To worship Caesar was therefore a sin of idolatry. The Jews at the time of Jesus expected that God would send them a king of their own, the Messiah, who would overturn Caesar and his rule. But Jesus refused to be a “messiah king” who would exercise political power. He preached extensively about the Kingdom of God which is not a political kingdom but a kingdom of service, love and forgiveness which is open to all nations of the world. So Jesus clearly separates political power from religion.
In the centuries after the death and resurrection of Jesus, the Christian communities refused to worship Caesar and were persecuted. Later on in the history of the Church and after the emperor Constantine became a Christian, the Christians gradually moved away from this distinction between Church and State. In the Middle Ages there was a saying in Latin that the people of each state must follow the religion of the king. Christianity was imposed on the people; it was the religion of the king. This was not in accordance with the teaching of Jesus himself.
With the French revolution in 1789 and thanks also to the thinking of many philosophers, the principle of separation between church and state was rediscovered and is now widely accepted in most catholic countries. It is interesting to note that Cardinal Jean Margéot in his pastoral letter written in 1977 at the time of the general elections of independent Mauritius (“Foi et politique, Tensions et Unité”) publicly stated that the catholic church in Mauritius would not back up any political party and was against the creation of a “Christian democratic” party, although many faithful of the catholic church wanted to found a catholic party.

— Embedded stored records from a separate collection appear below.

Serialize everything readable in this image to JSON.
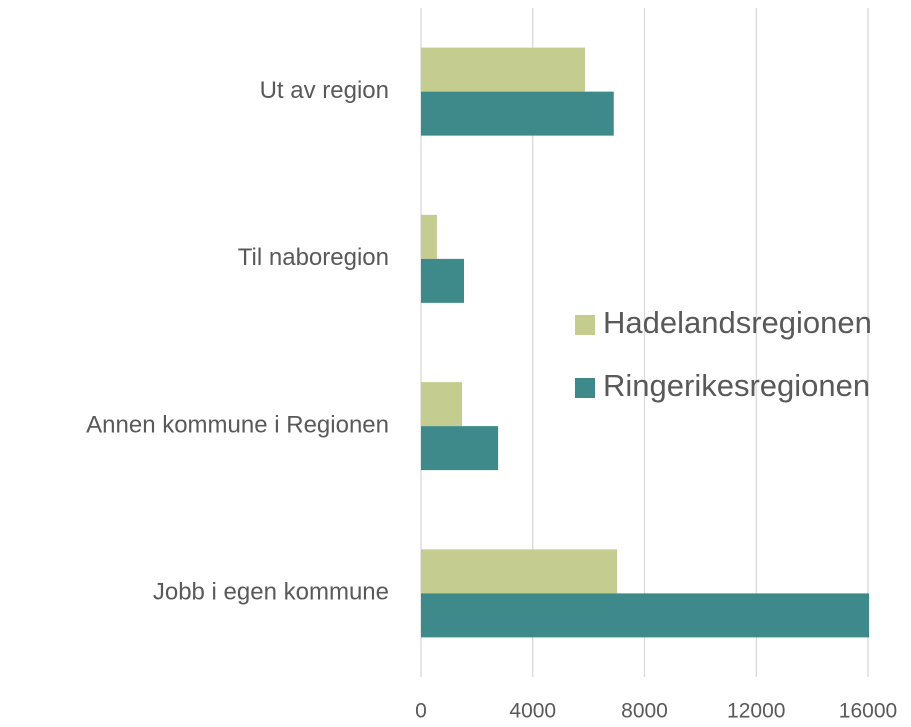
{
  "chart_data": {
    "type": "barh",
    "categories": [
      "Ut av region",
      "Til naboregion",
      "Annen kommune i Regionen",
      "Jobb i egen kommune"
    ],
    "series": [
      {
        "name": "Hadelandsregionen",
        "color": "#c5cc8f",
        "values": [
          5870,
          570,
          1470,
          7020
        ]
      },
      {
        "name": "Ringerikesregionen",
        "color": "#3e8a8a",
        "values": [
          6900,
          1540,
          2760,
          16040
        ]
      }
    ],
    "xlim": [
      0,
      16000
    ],
    "xticks": [
      0,
      4000,
      8000,
      12000,
      16000
    ],
    "grid": true,
    "legend": "right"
  }
}
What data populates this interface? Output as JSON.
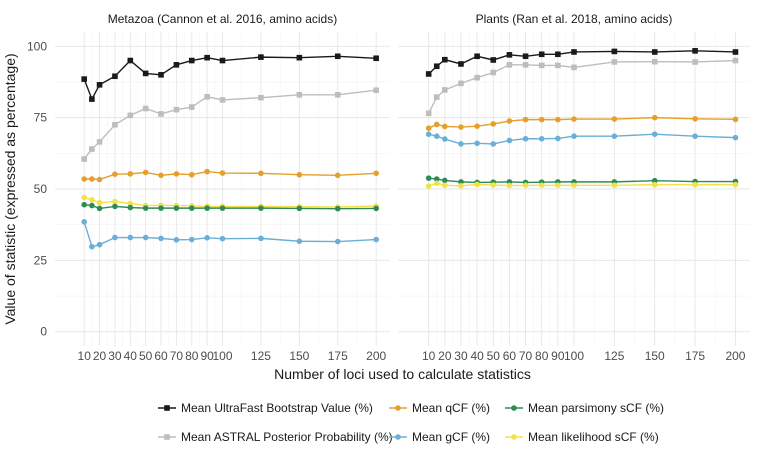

The respect of the principle of separation between church and state is also closely linked to another fundamental principle which is freedom of conscience. The decision of Cardinal Margeot to refuse any attempt at creating a catholic party contributed very much to peace and unity in our land. Each catholic was free to choose his or her party according to his or her conscience. This is essential if we want democracy to work and if we want to avoid the danger that political oppositions become religious conflicts.